Anthropology | INTRO TO PREHISTORIC ARCHAEOLOGY
P200 | 0384 | Sievert
Description: This course will introduce you to archaeology as it applies
toward understanding the cultural history of humankind. Archaeologists are
famous for using other people's garbage as their main source of
information. So, this is a course about trash, and you will come to
appreciate the glories of trash. Starting with early humans (Homo
erectus), we will conduct a survey of remains left by people all over the
world, from the ancient Greeks to the Maya. Over the semester we will look
at the simplest stone tools to the most complex of stone pyramids. You
will learn how people came to develop such cool and nifty things as
agriculture, writing, and cemeteries. We will cover topics including food
and eating, trade, politics, religion, and of course, technology. You will
learn about how archaeologists think about the world, about culture, about
how they interpret the remains of material culture, and about how they
make their interpretations apply to the modern world.
Organization: There are four sections. The first deals with basic
information about archaeology and how it operates. The second looks at the
development of early human culture through the end of the Ice Ages about
10,000 years ago and into the start of agricultural ways. The third covers
New World cultures and elaboration of political systems, and the fourth
covers Old World cultures, including Egypt, Mesopotamia, and ancient
Format: There will be illustrated lectures, many slides, and videos.
Evaluation: Your grade comes from performance on 3 tests, 1short paper and
a project. The tests will have a combination of multiple choice and short
answer questions and cover material from lectures, discussions, films,
readings, and anything else that we do in class. Each test is worth 25%.
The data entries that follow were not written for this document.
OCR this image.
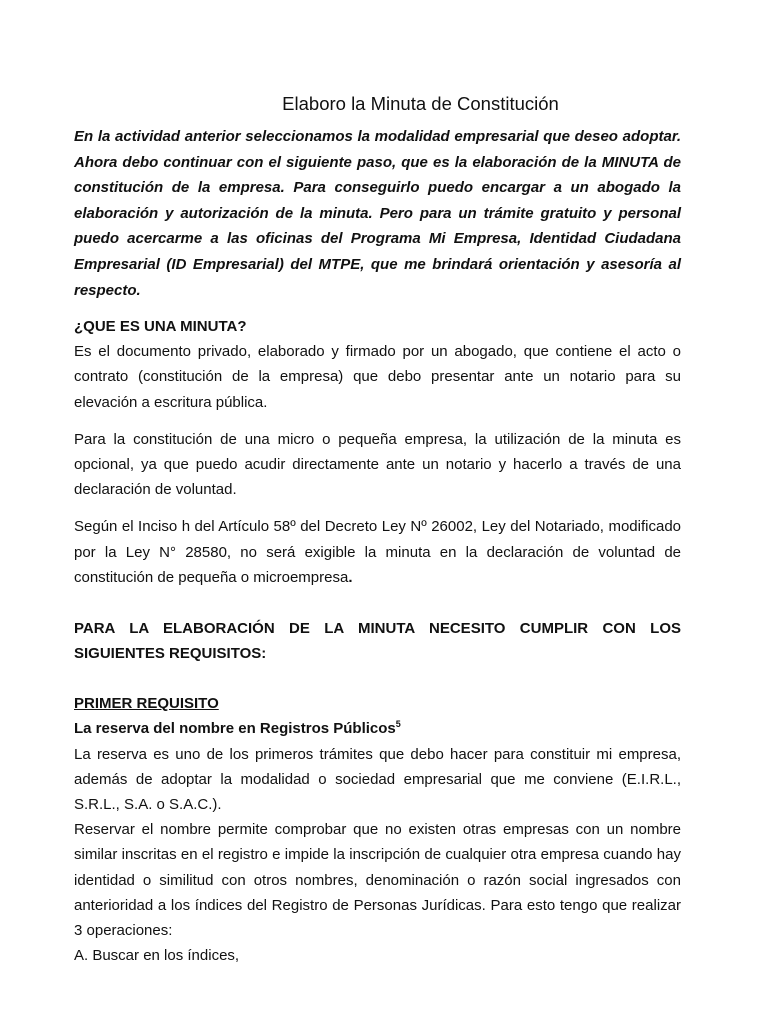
Elaboro la Minuta de Constitución

En la actividad anterior seleccionamos la modalidad empresarial que deseo adoptar. Ahora debo continuar con el siguiente paso, que es la elaboración de la MINUTA de constitución de la empresa. Para conseguirlo puedo encargar a un abogado la elaboración y autorización de la minuta. Pero para un trámite gratuito y personal puedo acercarme a las oficinas del Programa Mi Empresa, Identidad Ciudadana Empresarial (ID Empresarial) del MTPE, que me brindará orientación y asesoría al respecto.

¿QUE ES UNA MINUTA?

Es el documento privado, elaborado y firmado por un abogado, que contiene el acto o contrato (constitución de la empresa) que debo presentar ante un notario para su elevación a escritura pública.

Para la constitución de una micro o pequeña empresa, la utilización de la minuta es opcional, ya que puedo acudir directamente ante un notario y hacerlo a través de una declaración de voluntad.

Según el Inciso h del Artículo 58º del Decreto Ley Nº 26002, Ley del Notariado, modificado por la Ley N° 28580, no será exigible la minuta en la declaración de voluntad de constitución de pequeña o microempresa.

PARA LA ELABORACIÓN DE LA MINUTA NECESITO CUMPLIR CON LOS SIGUIENTES REQUISITOS:

PRIMER REQUISITO
La reserva del nombre en Registros Públicos$^5$

La reserva es uno de los primeros trámites que debo hacer para constituir mi empresa, además de adoptar la modalidad o sociedad empresarial que me conviene (E.I.R.L., S.R.L., S.A. o S.A.C.).

Reservar el nombre permite comprobar que no existen otras empresas con un nombre similar inscritas en el registro e impide la inscripción de cualquier otra empresa cuando hay identidad o similitud con otros nombres, denominación o razón social ingresados con anterioridad a los índices del Registro de Personas Jurídicas. Para esto tengo que realizar 3 operaciones:

A. Buscar en los índices,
Reaction paper: Read a journal article related to archaeology and critique
it. How does the article present archaeology? What topics/locations are
covered? What is the purpose of the article. Worth 10%.
Project: Archaeologists often must interpret their work for the public.
The course project will consist of creating a brochure. You will take
information from your research on a specific topic and create a brochure
with pictures and text. The brochure will provide a creative way for you
to present what you have learned about a specific archaeological
discovery, site, prehistoric culture or topic. Your 3-fold (legal paper,
both sides) brochure should give a brief and easy-to-understand summary of
your topic. Worth 15%.
Textbooks: Images of the Past. Edited by T. D. Price, and G. M. Feinman.
3rd Edition. McGraw-Hill. 2001.
Archaeology: Original Readings in Method and Practice, edited by Peter
Peregrine, Carol Ember, and Melvin Ember. Prentice Hall.2002.